Chiarito ciò, stabilito dunque che è ancora necessario coltivare la memoria, passiamo a verificare se sarebbero allora le modalità della ricorrenza ad esigere un qualche restyling, un'attualizzazione delle sue forme. Qui, francamente, il dibattito può restare aperto e sarebbe bene venisse esteso oltre la cerchia che di solito si occupa di queste faccende rievocative. In effetti certi discorsi, certi rituali, certi canti possono risultare un po' incartati su posizioni consumate. Cantare “Bella ciao” dai balconi della declinante quarantena, per esempio, va bene, ma può apparire anche un'idea un po' scontata (a meno di non considerare “lo straniero” il Coronavirus, cosa francamente risibile).
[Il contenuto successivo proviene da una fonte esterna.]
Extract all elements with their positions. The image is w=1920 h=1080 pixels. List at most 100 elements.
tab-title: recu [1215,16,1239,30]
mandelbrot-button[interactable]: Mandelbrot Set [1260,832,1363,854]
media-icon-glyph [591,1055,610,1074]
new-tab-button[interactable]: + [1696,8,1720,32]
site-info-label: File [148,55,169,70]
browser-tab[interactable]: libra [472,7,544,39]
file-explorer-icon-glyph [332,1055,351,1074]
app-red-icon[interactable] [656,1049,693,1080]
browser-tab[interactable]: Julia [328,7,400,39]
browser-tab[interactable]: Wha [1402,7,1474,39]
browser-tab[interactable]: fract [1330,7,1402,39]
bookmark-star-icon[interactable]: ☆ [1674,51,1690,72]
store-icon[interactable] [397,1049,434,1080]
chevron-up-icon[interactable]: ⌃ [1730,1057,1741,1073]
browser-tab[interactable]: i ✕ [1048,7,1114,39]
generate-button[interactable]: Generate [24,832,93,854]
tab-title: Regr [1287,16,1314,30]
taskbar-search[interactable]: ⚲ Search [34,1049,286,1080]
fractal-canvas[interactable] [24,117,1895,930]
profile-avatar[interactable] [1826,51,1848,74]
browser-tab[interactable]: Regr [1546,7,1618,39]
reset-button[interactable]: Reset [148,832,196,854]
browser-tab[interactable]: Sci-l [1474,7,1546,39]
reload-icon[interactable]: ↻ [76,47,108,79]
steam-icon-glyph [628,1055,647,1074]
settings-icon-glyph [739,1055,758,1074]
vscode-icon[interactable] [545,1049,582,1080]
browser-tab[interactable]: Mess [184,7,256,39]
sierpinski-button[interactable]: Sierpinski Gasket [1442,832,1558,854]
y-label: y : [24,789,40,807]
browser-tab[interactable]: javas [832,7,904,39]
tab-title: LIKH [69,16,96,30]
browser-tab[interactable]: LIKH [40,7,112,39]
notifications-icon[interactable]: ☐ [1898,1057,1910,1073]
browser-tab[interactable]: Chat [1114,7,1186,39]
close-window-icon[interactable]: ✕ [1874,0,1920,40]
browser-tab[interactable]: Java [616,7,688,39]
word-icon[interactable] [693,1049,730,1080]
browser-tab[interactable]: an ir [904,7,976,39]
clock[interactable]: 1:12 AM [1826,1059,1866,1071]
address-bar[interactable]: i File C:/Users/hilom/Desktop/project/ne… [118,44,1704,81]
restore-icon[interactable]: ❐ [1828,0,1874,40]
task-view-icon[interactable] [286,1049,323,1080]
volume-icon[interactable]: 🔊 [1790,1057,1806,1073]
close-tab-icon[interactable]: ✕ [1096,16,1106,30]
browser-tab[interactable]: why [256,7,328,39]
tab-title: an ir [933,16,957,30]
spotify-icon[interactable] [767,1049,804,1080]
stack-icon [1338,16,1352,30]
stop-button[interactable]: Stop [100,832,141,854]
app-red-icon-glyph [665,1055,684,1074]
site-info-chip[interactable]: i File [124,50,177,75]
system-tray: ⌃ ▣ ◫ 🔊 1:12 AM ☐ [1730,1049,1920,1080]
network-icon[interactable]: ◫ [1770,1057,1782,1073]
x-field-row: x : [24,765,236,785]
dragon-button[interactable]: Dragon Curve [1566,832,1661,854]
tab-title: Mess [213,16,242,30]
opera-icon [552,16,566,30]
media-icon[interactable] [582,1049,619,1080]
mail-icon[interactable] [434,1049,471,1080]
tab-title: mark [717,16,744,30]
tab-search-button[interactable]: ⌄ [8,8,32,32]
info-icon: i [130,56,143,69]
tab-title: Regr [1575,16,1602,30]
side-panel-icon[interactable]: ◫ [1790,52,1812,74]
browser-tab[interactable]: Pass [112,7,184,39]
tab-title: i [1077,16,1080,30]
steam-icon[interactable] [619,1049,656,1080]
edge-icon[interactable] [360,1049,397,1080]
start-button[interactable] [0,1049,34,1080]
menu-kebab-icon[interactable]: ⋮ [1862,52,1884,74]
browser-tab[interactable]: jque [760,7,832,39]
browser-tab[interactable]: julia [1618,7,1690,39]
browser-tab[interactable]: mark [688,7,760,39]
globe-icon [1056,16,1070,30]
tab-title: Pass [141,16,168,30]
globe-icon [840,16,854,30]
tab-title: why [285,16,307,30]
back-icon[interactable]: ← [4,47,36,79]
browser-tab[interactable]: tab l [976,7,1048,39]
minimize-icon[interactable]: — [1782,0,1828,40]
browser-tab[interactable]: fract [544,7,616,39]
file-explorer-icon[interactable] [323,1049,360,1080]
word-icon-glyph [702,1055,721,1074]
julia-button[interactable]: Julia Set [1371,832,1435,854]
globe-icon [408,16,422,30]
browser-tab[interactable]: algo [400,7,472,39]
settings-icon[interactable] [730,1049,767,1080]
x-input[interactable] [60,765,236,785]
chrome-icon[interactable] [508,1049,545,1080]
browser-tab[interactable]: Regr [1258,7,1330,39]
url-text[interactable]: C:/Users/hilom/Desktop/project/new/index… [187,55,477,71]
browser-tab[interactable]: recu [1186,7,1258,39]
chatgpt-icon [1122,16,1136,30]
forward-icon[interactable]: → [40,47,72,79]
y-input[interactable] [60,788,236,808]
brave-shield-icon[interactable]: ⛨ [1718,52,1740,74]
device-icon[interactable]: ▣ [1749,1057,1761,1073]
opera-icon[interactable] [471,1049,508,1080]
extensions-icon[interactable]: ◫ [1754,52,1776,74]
Si possono trovare nuove modalità, nuovi spunti per ricordare e tematizzare la stessa necessità del ricordo. Si tratta, insomma, di cogliere lo spunto della ricorrenza per attualizzarne le prospettive, cogliendone dunque più lo spirito che la lettera. Faccio solo un esempio (e valga davvero come esempio: non intendo giudicarlo in altro modo). Il fondatore di Slow Food, Carlo Petrini, ha lanciato un'iniziativa per raccogliere fondi da destinare alla Croce Rossa e alla Caritas proprio sfruttando il momento aggregativo della festa. L'economista Tito Boeri, al quale è stato dato l'incarico di gestire la destinazione del denaro, ha dichiarato: “Il 25 aprile è sempre stata un'occasione molto importante in famiglia. Era il giorno in cui i miei genitori raccontavano cose di cui solitamente non amavano parlare. Certo, mio padre interveniva ad eventi pubblici. Ma delle sue esperienze preferiva parlarne con chi le aveva vissute insieme a lui. Era stato comandante di una brigata partigiana in val d'Ossola. Mia madre era una staffetta partigiana. Insomma la resistenza era stata un'esperienza importante in casa nostra. Forse anche per questo al liceo non mi sono mai perso un corteo del 25 aprile”. Come si vede: la memoria personale e familiare s'intreccia qui alla storia della nazione, ma non per esaurirsi in una dimensione puramente archeologica, bensì per rilanciarsi, indicando scenari più ampi (e contemporanei). In questo senso, e sperando che la chiusa non vi sembri troppo retorica: buon 25 aprile a tutti, non solo in nome del ricordo o dell'antifascismo storico (che, pure, non deve diminuire), ma anche in quello della solidarietà presente e della fiducia in una società futura possibilmente migliorabile.